Walter flushed, rubbing at his chin as he trailed behind her. Drool was an unfortunate side effect of the blowgun.
He watched Cordelia disappear into the smog, and sighed. He was going to be the latest person to class. Being the latest wasn’t a problem anymore. It was more off-putting to those around him, he found, if he wasn’t.
CHAPTER 4
• • •
WICKED MS. WARTLEBUG
Magda Wartlebug had wanted to be a teacher from the age of four, when she would capture the prettiest ladybugs, stick her prettiest hatpins into them, and then fasten them to the ground so that they had to listen to her lessons about the importance of kindness.
She graduated early and rushed to Moormouth in order to replace the town’s only teacher, Ms. Croat, whom she vowed to never be like. (Ms. Croat had died the previous May due to an overdose of despotism.) Ms. Wartlebug was ecstatic as she looked forward to accomplishing what she had always known she could.
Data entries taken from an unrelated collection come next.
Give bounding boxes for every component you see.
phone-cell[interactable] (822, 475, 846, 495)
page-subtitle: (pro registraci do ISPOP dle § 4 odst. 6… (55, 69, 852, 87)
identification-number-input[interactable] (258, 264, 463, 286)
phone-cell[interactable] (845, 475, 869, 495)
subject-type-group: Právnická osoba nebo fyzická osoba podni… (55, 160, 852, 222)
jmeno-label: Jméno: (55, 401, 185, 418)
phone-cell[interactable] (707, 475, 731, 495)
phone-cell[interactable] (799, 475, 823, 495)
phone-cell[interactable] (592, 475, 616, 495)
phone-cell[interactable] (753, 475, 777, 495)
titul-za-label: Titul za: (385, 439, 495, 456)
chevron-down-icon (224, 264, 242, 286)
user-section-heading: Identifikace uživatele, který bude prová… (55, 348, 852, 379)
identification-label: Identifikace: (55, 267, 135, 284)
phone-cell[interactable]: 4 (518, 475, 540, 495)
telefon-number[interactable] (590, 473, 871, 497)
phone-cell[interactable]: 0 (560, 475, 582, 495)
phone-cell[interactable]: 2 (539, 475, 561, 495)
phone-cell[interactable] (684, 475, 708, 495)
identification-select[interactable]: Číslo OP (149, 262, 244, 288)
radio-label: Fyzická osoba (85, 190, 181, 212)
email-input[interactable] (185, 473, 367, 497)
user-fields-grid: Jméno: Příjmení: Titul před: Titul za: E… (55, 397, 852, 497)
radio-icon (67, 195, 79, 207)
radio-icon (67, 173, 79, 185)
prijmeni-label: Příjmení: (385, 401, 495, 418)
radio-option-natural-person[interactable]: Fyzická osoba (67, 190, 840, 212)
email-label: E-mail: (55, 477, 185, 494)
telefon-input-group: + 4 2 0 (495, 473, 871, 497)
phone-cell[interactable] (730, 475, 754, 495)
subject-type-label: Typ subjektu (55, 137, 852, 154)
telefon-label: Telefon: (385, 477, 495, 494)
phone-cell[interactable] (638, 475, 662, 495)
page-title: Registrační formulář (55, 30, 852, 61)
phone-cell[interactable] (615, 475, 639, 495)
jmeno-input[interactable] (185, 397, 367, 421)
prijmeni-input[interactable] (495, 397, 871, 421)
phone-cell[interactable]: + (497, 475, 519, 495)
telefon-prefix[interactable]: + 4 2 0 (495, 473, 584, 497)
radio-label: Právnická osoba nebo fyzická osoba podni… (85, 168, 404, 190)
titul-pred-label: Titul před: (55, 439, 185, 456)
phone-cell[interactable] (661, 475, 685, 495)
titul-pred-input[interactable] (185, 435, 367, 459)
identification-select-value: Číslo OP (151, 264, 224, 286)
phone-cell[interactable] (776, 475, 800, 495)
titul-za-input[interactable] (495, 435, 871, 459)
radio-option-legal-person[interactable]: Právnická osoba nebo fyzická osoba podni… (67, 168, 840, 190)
Then she met the children.
Ms. Wartlebug had thought children would be more like ladybugs—quiet, puny, and easy to nail down. Alas, she learned, they were far louder, slipperier, and spittier than she could have imagined. This made her realize that her role as a teacher was far more important than she’d ever known. It was her duty to make sure the children never learned anything. That way they would never reach their dreams. If they never reached their dreams, then they wouldn’t do anything important.